There are 535 kilometers of bicycle paths and lanes in Warsaw, and is first among the largest agglomerations in Poland


The City of Warsaw hosted the 19th Conference of the Parties of the United Nations Framework Convention on Climate Change – COP19, which for the first time included a Cities Day in the official agenda.

The diabetes challenge in the Warsaw

The health of Varsovians was first analyzed on a large scale in 2004. In Warsaw, as in Poland more generally, the number of people with type 2 diabetes has been increasing significantly. One of the main challenges that arises is the fact that many individuals have very limited knowledge about the disease, and therefore cannot identify it because of the lack of early symptoms. In Warsaw, between 20 to 30% of children are overweight and present therefore a higher risk of developing type 2 diabetes in their adulthood. As a result, education has been identified as an area of focus to reduce incidence. This includes weight loss programs, teaching better eating habits, and encouraging healthier, more active lifestyles. Educational activities should be undertaken at an early age, as obesity has noticeably increased amongst preschoolers in Poland.

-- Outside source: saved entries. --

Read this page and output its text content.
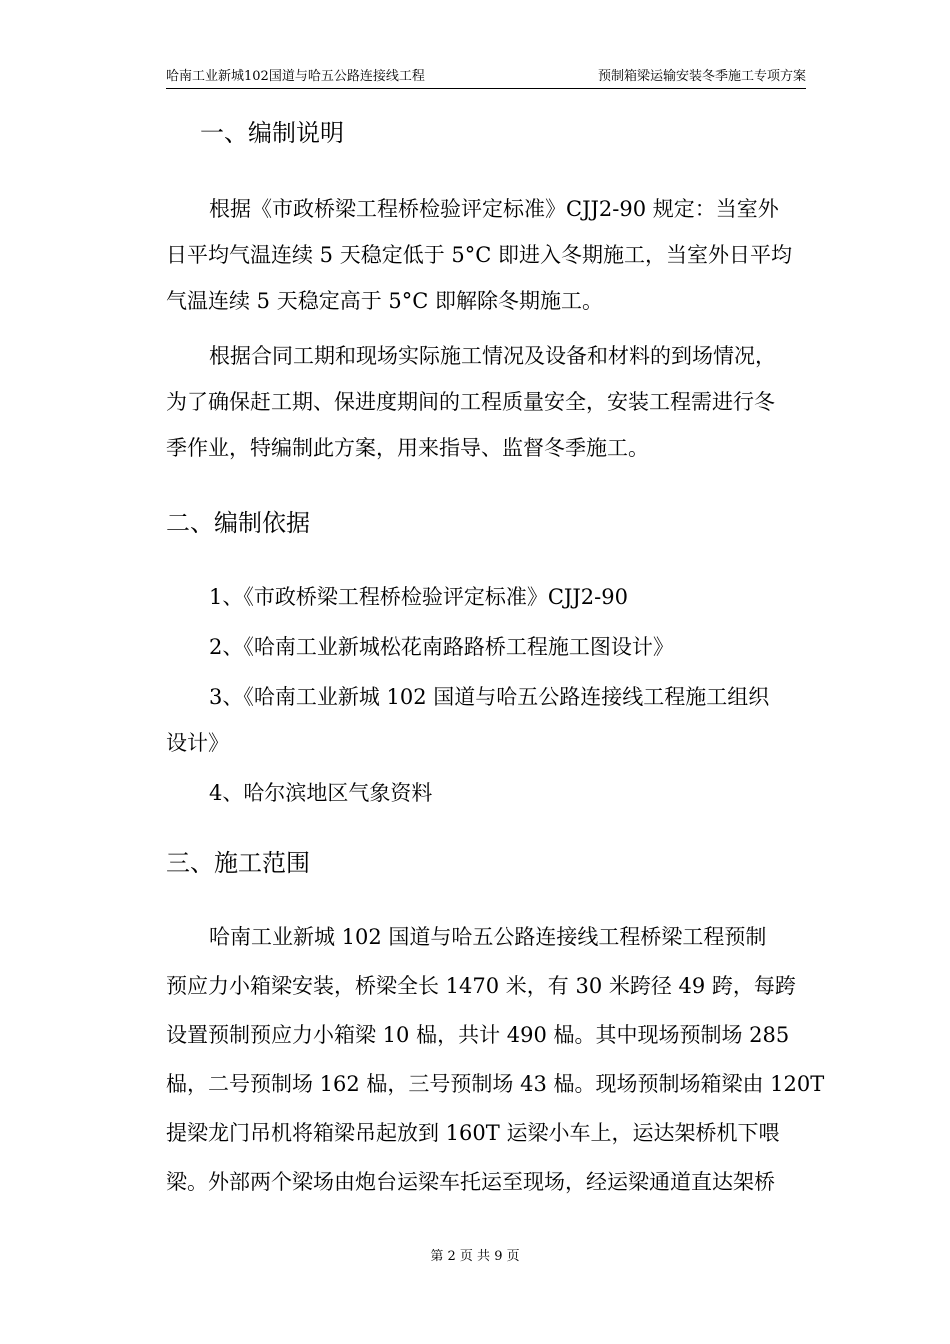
哈南工业新城102国道与哈五公路连接线工程	预制箱梁运输安装冬季施工专项方案
一、编制说明
根据《市政桥梁工程桥检验评定标准》CJJ2-90 规定：当室外
日平均气温连续 5 天稳定低于 5°C 即进入冬期施工，当室外日平均
气温连续 5 天稳定高于 5°C 即解除冬期施工。
根据合同工期和现场实际施工情况及设备和材料的到场情况，
为了确保赶工期、保进度期间的工程质量安全，安装工程需进行冬
季作业，特编制此方案，用来指导、监督冬季施工。
二、编制依据
1、《市政桥梁工程桥检验评定标准》CJJ2-90
2、《哈南工业新城松花南路路桥工程施工图设计》
3、《哈南工业新城 102 国道与哈五公路连接线工程施工组织
设计》
4、哈尔滨地区气象资料
三、施工范围
哈南工业新城 102 国道与哈五公路连接线工程桥梁工程预制
预应力小箱梁安装，桥梁全长 1470 米，有 30 米跨径 49 跨，每跨
设置预制预应力小箱梁 10 榀，共计 490 榀。其中现场预制场 285
榀，二号预制场 162 榀，三号预制场 43 榀。现场预制场箱梁由 120T
提梁龙门吊机将箱梁吊起放到 160T 运梁小车上，运达架桥机下喂
梁。外部两个梁场由炮台运梁车托运至现场，经运梁通道直达架桥
第 2 页 共 9 页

Warsaw is a city full of energy and busy people. Residents live there under the added pressure of social and cultural factors that lead to unhealthy lifestyles. The CCD program in Warsaw will promote actions and interventions to create a healthier urban environment for its citizens as well as generate knowledge and education to support these actions. Members of the CCD Warsaw Scientific Council have signed a ‘Partnership for Healthy Cities’. This document defines the key areas of the city’s activities targeted to improve the living conditions of its residents. This includes specific priority activities focusing on the promotion of international experiences and solutions found across public-private partnerships in urban environments.